The Vilnius Civil Engineering Institute (VISI), as VILNIUS TECH was known until the re-establishment of the Republic of Lithuania, has produced many high-profile alumni in Lithuania.

Several current politicians, for example, are VISI graduates. Algirdas Butkevičius, the 12th Prime Minister of Lithuania, completed the economics engineering program. Rolandas Paksas, a former President of Lithuania and two-time prime minister, also graduated from VISI. Former Speaker of the Seimas Viktoras Muntianas, Member of the European Parliament Valdemar Tomaševski, and former Prime Minister and Signatory of the Act of the Re-Establishment of the State of Lithuania Gediminas Vagnorius are all also VISI alumni.
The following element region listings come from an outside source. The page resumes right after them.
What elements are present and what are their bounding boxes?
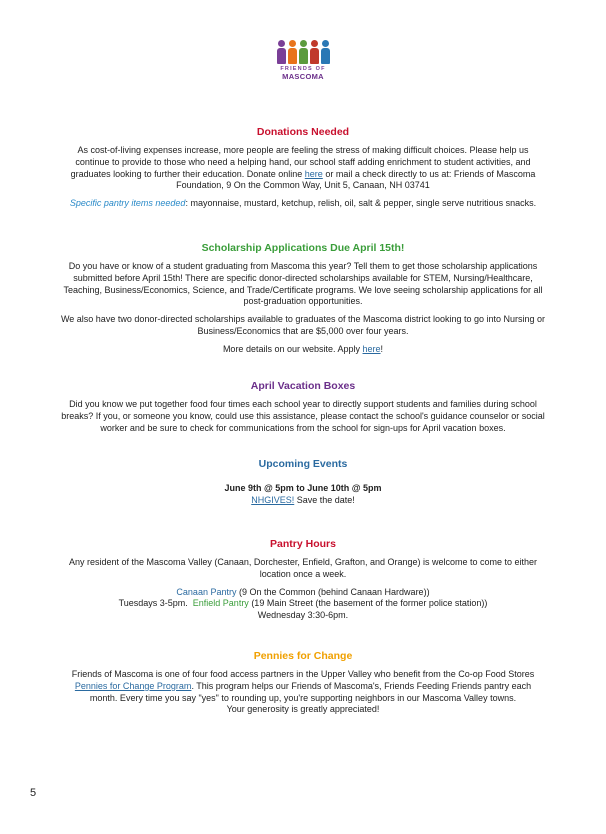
canaan-pantry-label: Canaan Pantry <box>176 586 237 597</box>
donate-online-link[interactable]: here <box>304 168 323 179</box>
pennies-section <box>60 650 546 716</box>
event-note: NHGIVES! Save the date! <box>251 494 355 505</box>
pantry-locations: Canaan Pantry (9 On the Common (behind Canaan Hardware)) Tuesdays 3-5pm. Enfield Pantry (19 Main Street (the basement of the former police station)) Wednesday 3:30-6pm. <box>118 586 488 621</box>
vacation-section <box>60 380 546 434</box>
event-date: June 9th @ 5pm to June 10th @ 5pm <box>224 483 382 493</box>
scholarship-p2: We also have two donor-directed scholarships available to graduates of the Mascoma district looking to go into Nursing or Business/Economics that are $5,000 over four years. <box>60 314 546 336</box>
vacation-heading: April Vacation Boxes <box>250 380 356 392</box>
donations-section <box>60 126 546 210</box>
events-section <box>60 458 546 507</box>
scholarship-p1: Do you have or know of a student graduating from Mascoma this year? Tell them to get those scholarship applications submitted before April 15th! There are specific donor-directed scholarships available for STEM, Nursing/Healthcare, Teaching, Business/Economics, Science, and Trade/Certificate programs. We love seeing scholarship applications for all post-graduation opportunities. <box>63 261 543 307</box>
scholarship-section <box>60 242 546 356</box>
friends-of-mascoma-logo <box>268 40 338 81</box>
scholarship-heading: Scholarship Applications Due April 15th! <box>201 242 405 254</box>
enfield-pantry-label: Enfield Pantry <box>192 598 249 609</box>
logo-top-text: FRIENDS OF <box>280 66 326 72</box>
pennies-for-change-link[interactable]: Pennies for Change Program <box>74 680 192 691</box>
donations-heading: Donations Needed <box>256 126 350 138</box>
events-heading: Upcoming Events <box>258 458 348 470</box>
logo-name: MASCOMA <box>282 72 324 81</box>
vacation-body: Did you know we put together food four times each school year to directly support students and families during school breaks? If you, or someone you know, could use this assistance, please contact the school's guidance counselor or social worker and be sure to check for communications from the school for sign-ups for April vacation boxes. <box>61 399 545 433</box>
pennies-heading: Pennies for Change <box>253 650 353 662</box>
closing-line: Your generosity is greatly appreciated! <box>226 704 380 715</box>
pantry-items-needed: Specific pantry items needed: mayonnaise, mustard, ketchup, relish, oil, salt & pepper, single serve nutritious snacks. <box>69 198 537 209</box>
pantry-heading: Pantry Hours <box>270 538 336 550</box>
page-number: 5 <box>30 787 37 799</box>
pennies-body: Friends of Mascoma is one of four food access partners in the Upper Valley who benefit from the Co-op Food Stores Pennies for Change Program. This program helps our Friends of Mascoma's, Friends Feeding Friends pantry each month. Every time you say "yes" to rounding up, you're supporting neighbors in our Mascoma Valley towns. Your generosity is greatly appreciated! <box>71 669 535 715</box>
people-figures-icon <box>268 40 338 64</box>
apply-here-link[interactable]: here <box>362 343 381 354</box>
donations-body: As cost-of-living expenses increase, more people are feeling the stress of making difficult choices. Please help us continue to provide to those who need a helping hand, our school staff adding enrichment to student activities, and graduates looking to further their education. Donate online here or mail a check directly to us at: Friends of Mascoma Foundation, 9 On the Common Way, Unit 5, Canaan, NH 03741 <box>70 145 536 191</box>
nhgives-link[interactable]: NHGIVES! <box>251 494 295 505</box>
scholarship-p3: More details on our website. Apply here! <box>222 343 384 354</box>
pantry-intro: Any resident of the Mascoma Valley (Canaan, Dorchester, Enfield, Grafton, and Orange) is welcome to come to either location once a week. <box>68 557 538 579</box>
pantry-section <box>60 538 546 622</box>
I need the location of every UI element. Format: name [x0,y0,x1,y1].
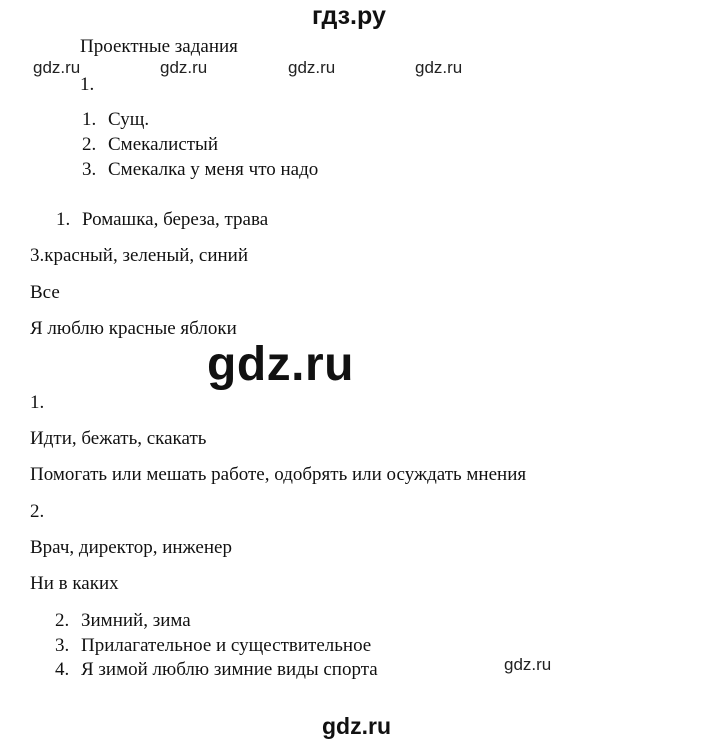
list-item [82,160,318,179]
watermark-small: gdz.ru [33,58,81,77]
watermark-small: gdz.ru [288,58,336,77]
list-number: 1. [82,109,97,130]
list-text: Ромашка, береза, трава [82,209,269,230]
list-number: 2. [82,134,97,155]
footer-watermark: gdz.ru [322,713,391,739]
list-number: 1. [56,209,71,230]
list-text: Сущ. [108,109,150,130]
header-watermark: гдз.ру [312,2,386,30]
block1-heading: 1. [80,74,95,95]
page-title: Проектные задания [80,36,238,57]
list-item [55,660,378,679]
center-watermark: gdz.ru [207,338,354,391]
list-text: Смекалка у меня что надо [108,159,319,180]
text-line: Помогать или мешать работе, одобрять или осуждать мнения [30,464,527,485]
watermark-small: gdz.ru [504,655,552,674]
list-number: 4. [55,659,70,680]
list-text: Зимний, зима [81,610,191,631]
list-item [55,636,371,655]
list-number: 3. [55,635,70,656]
block4-heading: 2. [30,501,45,522]
text-line: Врач, директор, инженер [30,537,232,558]
list-item [82,110,149,129]
list-item [82,135,218,154]
text-line: Все [30,282,60,303]
list-item [55,611,191,630]
text-line: 3.красный, зеленый, синий [30,245,249,266]
watermark-small: gdz.ru [160,58,208,77]
block3-heading: 1. [30,392,45,413]
list-text: Я зимой люблю зимние виды спорта [81,659,378,680]
text-line: Я люблю красные яблоки [30,318,237,339]
list-text: Смекалистый [108,134,218,155]
list-item [56,210,268,229]
text-line: Идти, бежать, скакать [30,428,207,449]
list-text: Прилагательное и существительное [81,635,372,656]
list-number: 2. [55,610,70,631]
text-line: Ни в каких [30,573,119,594]
list-number: 3. [82,159,97,180]
watermark-small: gdz.ru [415,58,463,77]
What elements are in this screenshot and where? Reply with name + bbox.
In the creative arts, composer and rock pioneer Kęstutis Antanėlis and musician Andrius Mamontovas attended the university. In 1971, Antanėlis staged a production of Jesus Christ Superstar at the Vilnius Art Academy, only the second production of the show in the world, and was expelled from VISI in response.
Mamontovas, on the other hand, felt pressure from his father to study a "serious" subject, like engineering. After his time in the Soviet Army, however, Mamontovas reconsidered and left VISI to study journalism at Vilnius University.